25.11.2024
La réplique limitée de l’Iran n’exclut pas d’autres actions
Presse
8 janvier 2020
Ce n’est pas une guerre ouverte au sens conventionnel du terme. La grande nouveauté, c’est qu’il y a désormais une confrontation de plus en plus directe alors qu’elle passait auparavant par des « proxies », c’est-à-dire des groupes armés affiliés à l’Iran dans la région. Que ce soit pour les pétroliers endommagés ou l’attaque d’installations pétrolières stratégiques saoudiennes le 14 septembre, revendiquée officiellement par les rebelles houthis du Yémen, il est difficile de prouver qui était réellement à la manœuvre, même si beaucoup des regards se tournaient vers l’Iran. C’est la stratégie du « deniability », c’est-à-dire du déni plausible, qui permet de s’exonérer des responsabilités éventuelles. Avec l’assassinat de Soleimani par les États-Unis, puis la réponse iranienne par des tirs de missiles balistiques contre des bases militaires, on passe un seuil inédit : pour la première fois, il y a une revendication officielle de l’Iran.
L’Iran a ciblé des bases militaires irakiennes abritant des soldats américains. Quelle analyse peut-on tirer de ce choix ?
Il faut d’abord souligner qu’il s’agit d’une réponse proportionnée, comme l’a dit le ministre iranien des Affaires étrangères, Mohammad Javad Zarif. Sur le choix des cibles, il y a une valeur symbolique, puisque la grande base d’Aïn al-Assad est la seule base militaire en Irak où s’est rendu Donald Trump (en décembre 2018). Il l’avait qualifiée par la suite de base stratégique permettant de surveiller la région à 360 degrés, et tout particulièrement l’Iran. Son vice-président, Mike Pence, s’était quant à lui rendu sur la base d’Erbil en novembre 2019, également ciblée par les frappes aériennes. Il y a donc une logique d’affichage, mais aussi la volonté d’envoyer un message de dissuasion, car c’est une manière de montrer que l’Iran est en mesure de frapper la quasi-totalité des bases américaines de la région, voire d’autres cibles, non militaires, en Israël par exemple.
Donald Trump s’est pour l’instant contenté d’un « tout va bien » sur Twitter. Cela signifie-t-il que l’heure d’une désescalade est venue ?

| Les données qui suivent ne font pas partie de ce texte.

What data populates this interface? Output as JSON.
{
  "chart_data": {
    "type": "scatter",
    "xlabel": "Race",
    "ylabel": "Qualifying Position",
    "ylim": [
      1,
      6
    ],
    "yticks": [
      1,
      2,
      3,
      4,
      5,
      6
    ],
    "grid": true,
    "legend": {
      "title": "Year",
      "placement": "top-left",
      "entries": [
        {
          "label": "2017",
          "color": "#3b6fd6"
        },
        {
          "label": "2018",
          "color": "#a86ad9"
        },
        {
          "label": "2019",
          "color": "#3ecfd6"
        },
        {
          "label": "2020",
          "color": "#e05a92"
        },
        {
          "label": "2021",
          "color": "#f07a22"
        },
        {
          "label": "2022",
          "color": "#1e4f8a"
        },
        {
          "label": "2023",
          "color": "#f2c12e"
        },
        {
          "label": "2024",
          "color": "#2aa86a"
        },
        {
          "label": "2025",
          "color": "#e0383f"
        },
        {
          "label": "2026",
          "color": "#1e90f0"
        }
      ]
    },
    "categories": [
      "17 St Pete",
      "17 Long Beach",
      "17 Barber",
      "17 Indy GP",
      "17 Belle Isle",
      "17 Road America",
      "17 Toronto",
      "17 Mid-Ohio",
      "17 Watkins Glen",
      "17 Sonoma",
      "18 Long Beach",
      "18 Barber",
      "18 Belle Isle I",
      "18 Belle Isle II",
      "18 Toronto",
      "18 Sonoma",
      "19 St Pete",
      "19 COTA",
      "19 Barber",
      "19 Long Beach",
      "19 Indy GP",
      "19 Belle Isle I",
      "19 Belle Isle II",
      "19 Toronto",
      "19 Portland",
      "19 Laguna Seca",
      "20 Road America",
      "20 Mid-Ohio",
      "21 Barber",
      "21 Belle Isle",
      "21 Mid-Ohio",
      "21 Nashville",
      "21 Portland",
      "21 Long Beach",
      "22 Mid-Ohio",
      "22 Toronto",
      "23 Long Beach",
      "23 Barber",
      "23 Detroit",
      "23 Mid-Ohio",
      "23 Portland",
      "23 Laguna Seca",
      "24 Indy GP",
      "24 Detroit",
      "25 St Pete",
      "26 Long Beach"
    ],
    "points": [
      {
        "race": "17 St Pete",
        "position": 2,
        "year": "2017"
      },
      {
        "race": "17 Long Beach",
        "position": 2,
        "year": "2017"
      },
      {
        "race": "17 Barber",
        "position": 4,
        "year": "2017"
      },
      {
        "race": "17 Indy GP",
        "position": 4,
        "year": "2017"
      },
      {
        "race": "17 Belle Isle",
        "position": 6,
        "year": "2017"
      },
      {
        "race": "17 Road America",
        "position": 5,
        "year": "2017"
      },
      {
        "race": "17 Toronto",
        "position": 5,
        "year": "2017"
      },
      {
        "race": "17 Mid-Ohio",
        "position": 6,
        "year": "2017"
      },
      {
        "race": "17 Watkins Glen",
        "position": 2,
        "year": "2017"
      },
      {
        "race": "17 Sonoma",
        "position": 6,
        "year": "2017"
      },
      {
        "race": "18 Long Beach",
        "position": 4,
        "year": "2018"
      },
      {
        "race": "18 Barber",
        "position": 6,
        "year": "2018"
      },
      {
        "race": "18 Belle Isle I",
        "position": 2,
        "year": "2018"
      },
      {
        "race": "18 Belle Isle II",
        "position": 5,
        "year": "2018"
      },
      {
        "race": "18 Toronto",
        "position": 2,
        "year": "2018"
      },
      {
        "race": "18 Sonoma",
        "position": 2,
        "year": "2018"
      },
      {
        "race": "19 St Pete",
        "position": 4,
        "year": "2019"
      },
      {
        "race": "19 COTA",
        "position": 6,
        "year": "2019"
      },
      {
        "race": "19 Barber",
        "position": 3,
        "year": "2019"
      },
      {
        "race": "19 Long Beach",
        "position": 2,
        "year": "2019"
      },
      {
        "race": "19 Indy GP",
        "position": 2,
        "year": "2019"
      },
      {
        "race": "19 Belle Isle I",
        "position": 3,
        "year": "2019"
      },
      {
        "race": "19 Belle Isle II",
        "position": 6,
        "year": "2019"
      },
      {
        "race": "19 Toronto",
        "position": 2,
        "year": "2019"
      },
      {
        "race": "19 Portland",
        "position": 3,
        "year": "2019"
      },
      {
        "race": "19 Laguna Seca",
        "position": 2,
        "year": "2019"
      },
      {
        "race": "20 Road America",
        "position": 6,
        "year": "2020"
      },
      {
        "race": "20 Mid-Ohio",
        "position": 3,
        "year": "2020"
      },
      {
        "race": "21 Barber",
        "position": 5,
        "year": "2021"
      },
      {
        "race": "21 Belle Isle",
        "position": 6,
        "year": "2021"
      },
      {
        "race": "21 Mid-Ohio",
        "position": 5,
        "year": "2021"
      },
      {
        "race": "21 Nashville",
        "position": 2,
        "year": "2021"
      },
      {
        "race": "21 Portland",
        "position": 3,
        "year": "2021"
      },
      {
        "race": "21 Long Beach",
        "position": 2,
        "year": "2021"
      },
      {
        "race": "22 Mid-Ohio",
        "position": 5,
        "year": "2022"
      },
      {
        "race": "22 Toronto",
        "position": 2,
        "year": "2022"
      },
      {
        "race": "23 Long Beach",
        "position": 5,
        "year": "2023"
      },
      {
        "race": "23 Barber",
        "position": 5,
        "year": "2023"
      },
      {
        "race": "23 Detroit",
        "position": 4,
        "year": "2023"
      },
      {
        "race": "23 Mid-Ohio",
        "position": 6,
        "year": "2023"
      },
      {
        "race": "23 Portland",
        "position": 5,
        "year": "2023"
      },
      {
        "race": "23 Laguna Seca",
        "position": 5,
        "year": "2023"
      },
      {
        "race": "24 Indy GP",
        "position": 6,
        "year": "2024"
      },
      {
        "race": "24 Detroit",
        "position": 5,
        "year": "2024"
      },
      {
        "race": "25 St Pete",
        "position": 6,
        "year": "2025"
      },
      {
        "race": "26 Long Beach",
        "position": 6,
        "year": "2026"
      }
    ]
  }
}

Il est peu probable qu’on en reste là. Les Iraniens ont fait le choix rationnel, pour répondre à l’assassinat de Soleimani, de ne pas entrer dans une logique d’escalade démesurée dans l’immédiat car ils ont pu mesurer que Donald Trump était capable de réactions imprévisibles. Pour le président américain, son tweet qui minimise les tirs de missile iraniens, indique qu’il n’a pas l’intention d’engager une guerre à grande échelle pour une réplique limitée.

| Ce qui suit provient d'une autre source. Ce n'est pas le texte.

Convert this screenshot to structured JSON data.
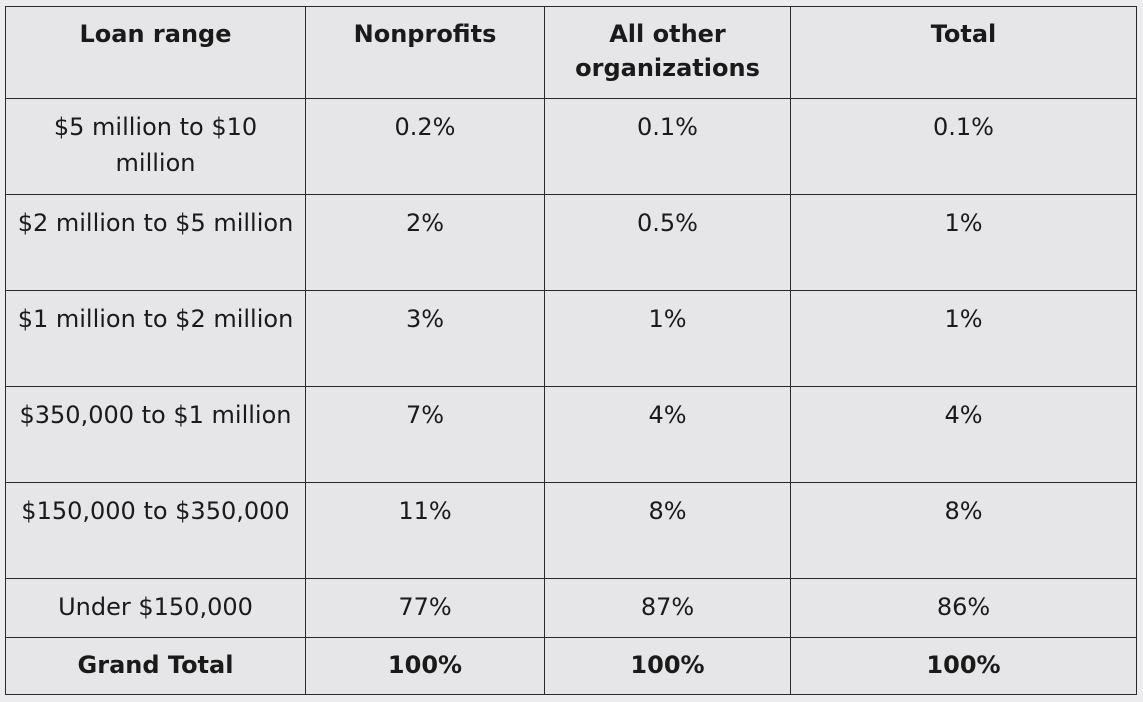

Malgré tout, d’autres actions iraniennes sont tout à fait possibles, voire plausibles. Les Iraniens réagissent toujours à froid et ont l’habitude de prendre leur temps en pesant la situation. Là, il fallait que Téhéran réponde, au moins vis-à-vis de son opinion publique, mais la prochaine action risque cette fois-ci d’être une réponse « proportionnelle » plutôt que « proportionnée », c’est-à-dire qu’elle sera du même niveau que l’affront subi par l’Iran avec la perte de Soleimani. Le Conseil national de sécurité iranien s’est réuni mardi et a identifié treize scénarios différents pour venger sa mort et, clairement, les tirs de missiles ne constituent pas le scénario le plus important. Comme l’a dit le guide suprême mercredi matin, il s’agissait cette nuit d’une gifle, mais la « vengeance implacable viendra plus tard ». Or, Khamenei n’est pas du genre à parler à la légère.
Que pourrait faire l’Iran précisément ?
C’est difficile à dire. On ne peut pas exclure les hypothèses les plus redoutables, comme celle du ciblage éventuel de diplomates ou officiers américains dans la région, voire de hauts responsables américains. C’est une personnalité majeure qui a été éliminée par les Américains, donc les Iraniens chercheront peut-être à viser quelqu’un d’important. Ça ne se fera toutefois pas tout de suite, les Iraniens sont des gens patients.